Soaring gas prices as winter approaches are likely to drive a switch to oil that boosts global crude demand by several hundred thousand barrels per day (bpd) squeezing already tight supply, analysts forecast.
Natural gas prices, particularly in Europe, have spiked this year buoyed by a combination of low inventories, low supplies and higher Asian demand.
The jump in energy costs has led manufacturers to curtail activity from Spain to Britain and helped sparked power crises in China.
And the leap in gas prices is set to send the substitution of oil for gas to generate power to unprecedented levels, Swedish bank SEB has forecast.
“This has never happened before at such a global scale. The market has always tried to substitute from costly oil to much cheaper natural gas,” Bjarne Schieldrop, chief SEB commodities analyst, said.
“This is now totally turned around. The magnitude of the switching from natural gas to oil is hard to pinpoint but estimates are from 500,000 bpd or higher.”

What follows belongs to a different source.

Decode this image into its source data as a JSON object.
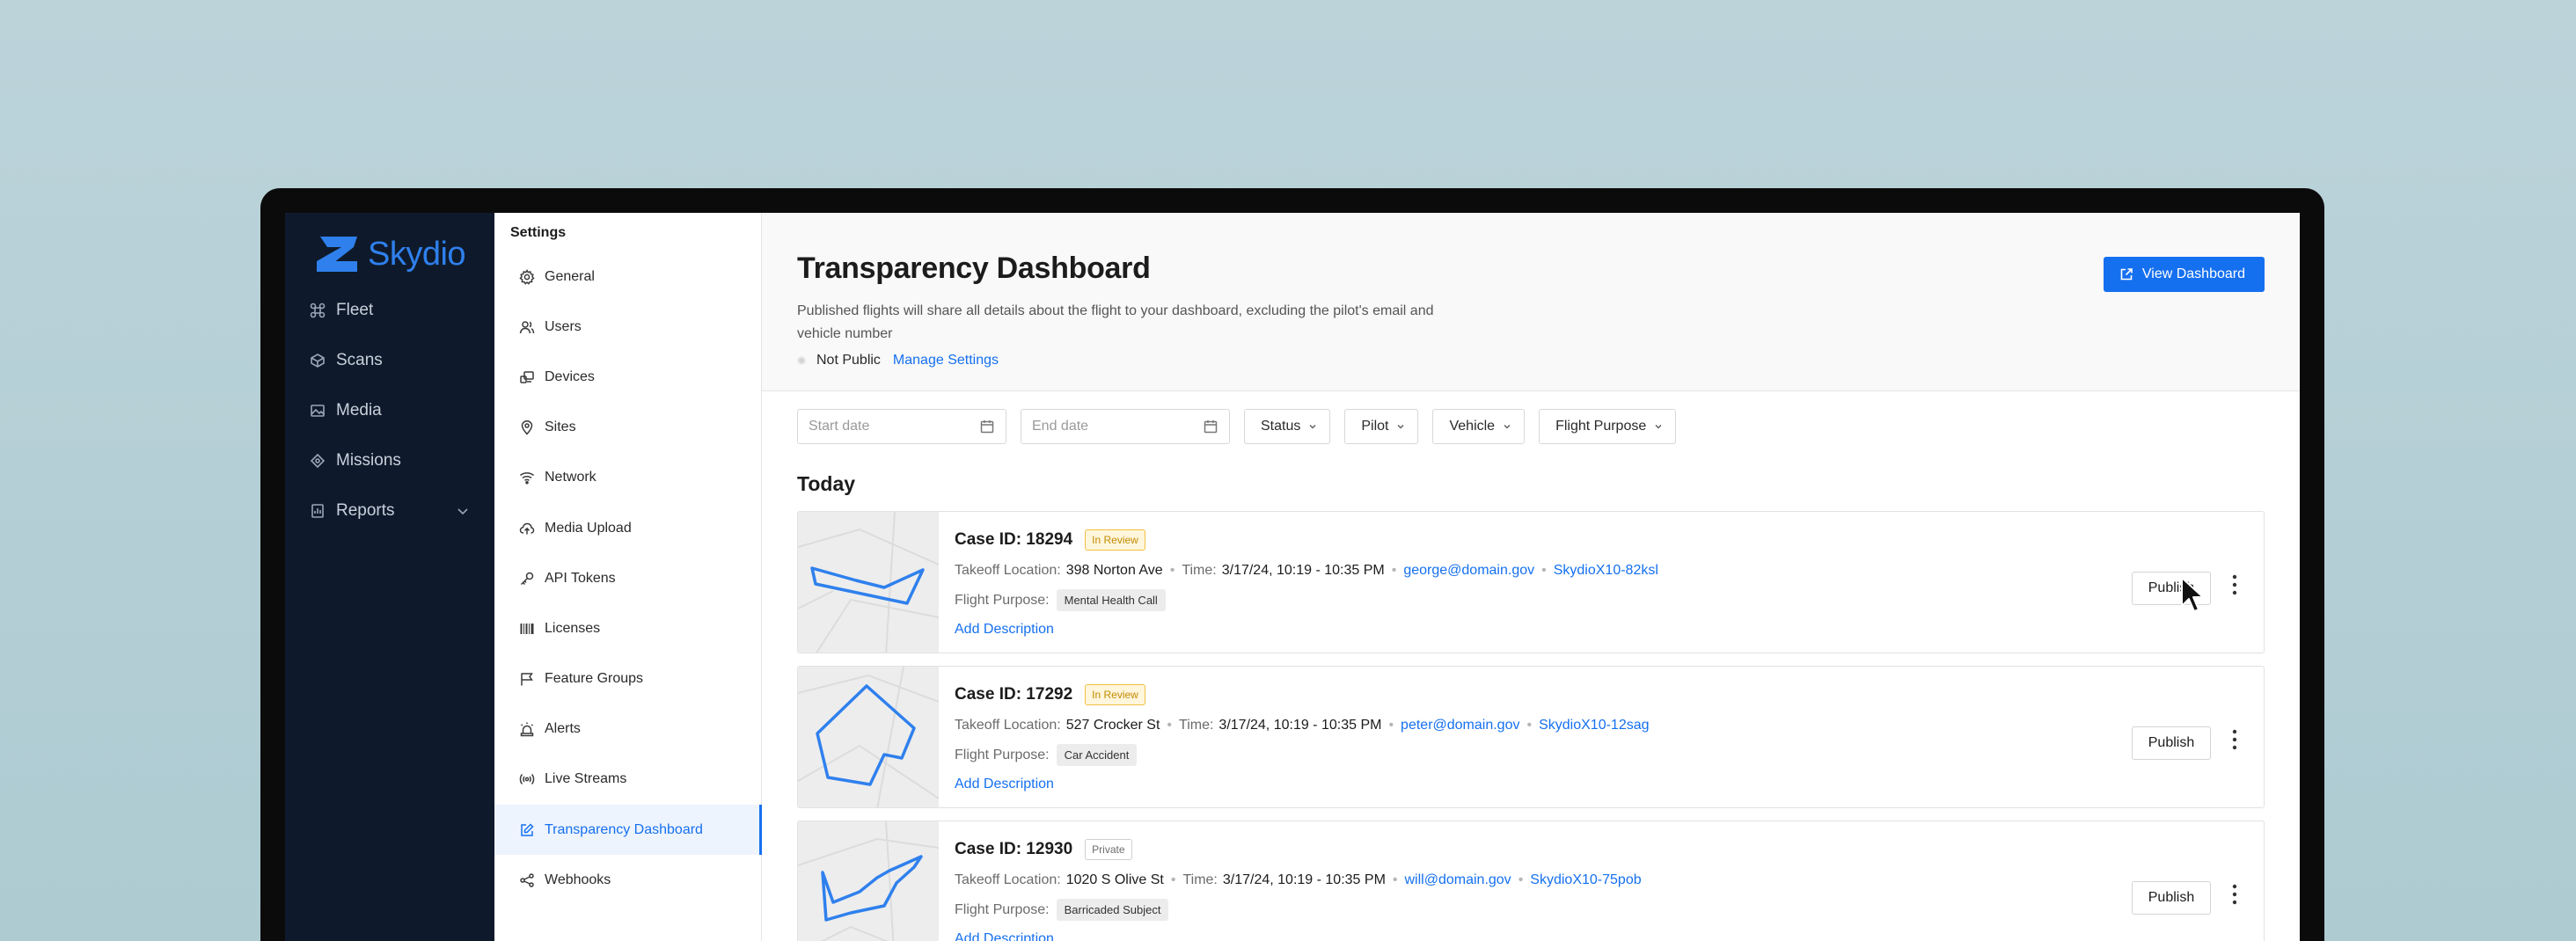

Speaking at the Energy Intelligence Forum this week, Saudi Aramco CEO Amin Nasser also put the demand boost at 500,000 bpd.
JP Morgan went higher, putting the potential bump in global demand for oil-fired power generation as high as 2 million bpd but said a 750,000 bpd rise through March is more likely.
The Paris-based International Energy Agency offered a more conservative estimate of 150-200,000 bpd into the first quarter of next year, saying countries most likely to perform the switch included Middle Eastern states, Indonesia, Pakistan and Bangladesh.
Oil prices hit multi-year highs this week as the OPEC+ group of producers stuck to a plan to boost output by 400,000 bpd in November despite expectations that rebounding demand will outpace supply in the short term.